The periodontal support may be compromised. Moving teeth with a reduced, but healthy periodontium presents biomechanical challenges, but if executed carefully it should not risk further significant bone loss. However, if there is active disease, the loss of alveolar bone during orthodontic treatment can be marked. Always carry out BPE assessment before treatment and consider specialist periodontal referral if indicated. Expansion or proclination, often accompanying non-extraction treatment, risk gingival recession, especially in patients with a thin biotype.

The heavily restored or worn dentition may be at risk in adult patients. The new, often transient occlusal contact that occurs during treatment may lead to enamel fracture or failure of restorations, especially in a patient with parafunction.

Simple aligner treatment or round wire orthodontics may be appropriate in class I cases with normal overbite, in mild crowding of less than 3-4 mm per arch, or mild spacing. There should be no significant tooth movements requiring the 3D control afforded by rectangular wire mechanics.

Even if an adequate outcome can be achieved with aligners or round wire appliances, better aesthetics and stability can often be achieved with more sophisticated appliances and specialist skills. Often asymmetric torque angulations produce less aesthetic outcomes and dissatisfied patients.

Beware of getting involved in treatments that are easier to sell than they are to successfully finish to the patient’s contentment.

Retention

Retention is not a problem in orthodontics – it is THE problem in orthodontics. Teeth will tend to relapse until the supporting tissues have reorganised after 12-15 months. Thereafter there will be age and functional related changes, lifelong. Minimise the relapse potential through careful planning and treatment delivery to achieve the best occlusal outcome, respecting the alveolar trough, periodontium and soft-tissue envelope of stability. All teeth have the potential to change position unpredictably. It is therefore very risky to retain only a few anterior teeth with a bonded retainer alone.

Lifelong wear of full arch removable retainers is essential to predictably retain optimal outcomes. Patients should be clearly informed of this commitment and the need for periodic retainer replacement before treatment. GDPs should routinely ask patients if they have had orthodontic treatment and reinforce the need to continue wearing retainers.

Consent

Risks of orthodontic treatment should be discussed from the outset. Iatrogenic problems such as decalcification and root resorption should be highlighted along with any patient-specific risks such as recession, dark triangles or the need to modify misshapen teeth. Initial consent should be comprehensive, robust and written. The patient should have a chance to read, consider and discuss the risks, commitment and outcome objectives before starting treatment. Consent should be ongoing, with discussion of progress, problems and risks as they develop. Treatment time estimates should be realistic. A patient who is promised a smile in six months will not be happy if their expectations are not met in 12.

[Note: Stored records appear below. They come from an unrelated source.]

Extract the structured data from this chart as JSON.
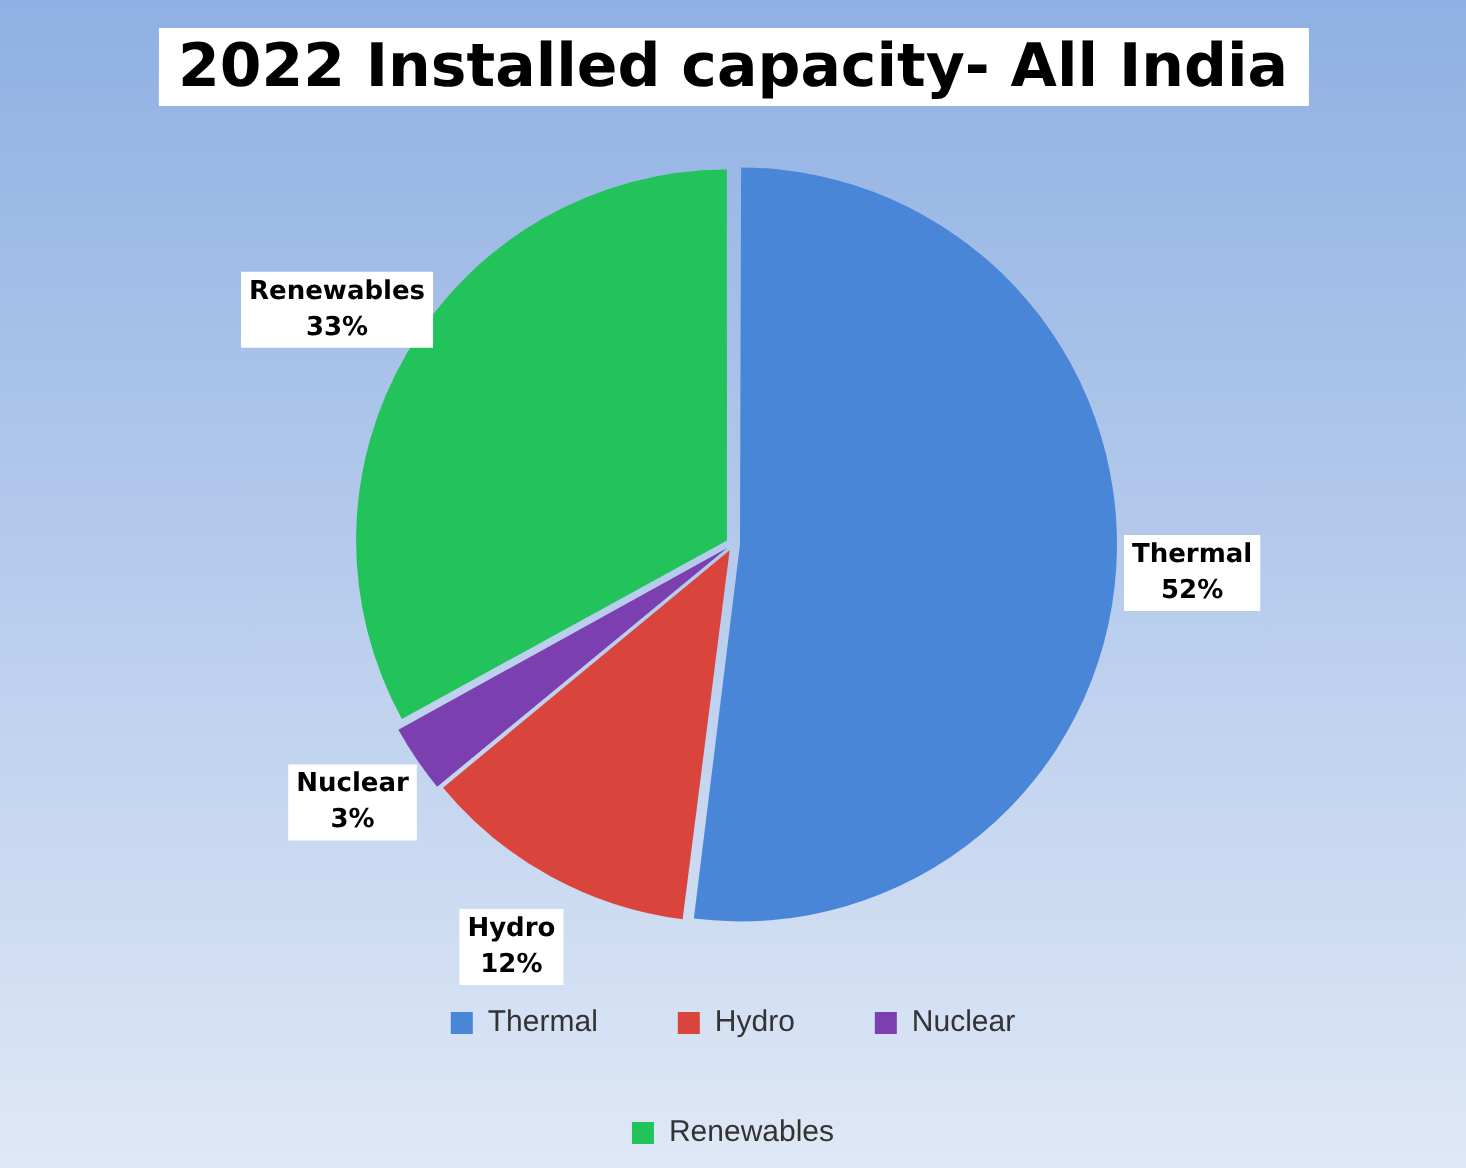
{
  "chart_data": {
    "type": "pie",
    "title": "2022 Installed capacity- All India",
    "categories": [
      "Thermal",
      "Hydro",
      "Nuclear",
      "Renewables"
    ],
    "values": [
      52,
      12,
      3,
      33
    ],
    "colors": [
      "#4a86d8",
      "#d9443c",
      "#7b3fb0",
      "#22c35a"
    ],
    "value_labels": [
      "52%",
      "12%",
      "3%",
      "33%"
    ],
    "legend": "bottom"
  }
}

Success will come from correct diagnosis, identifying patient expectations, and aligning these with treatment possibilities, risks and limitations in a robust, informed and candid manner.

Key points

  • Treating malocclusion in adolescence is usually preferable to treating as an adult.
  • Recognise normal occlusal development and deviations from this.
  • Palpate for canines from age 10.
  • Understand IOTN and refer/treat when appropriate.
  • Beware of risks of adult orthodontics.
  • Beware of risks of limited objective treatments not meeting patient expectations in time and outcome.
  • Prepare patients for a lifetime of removable retainers.
  • Consent should be robust and ongoing.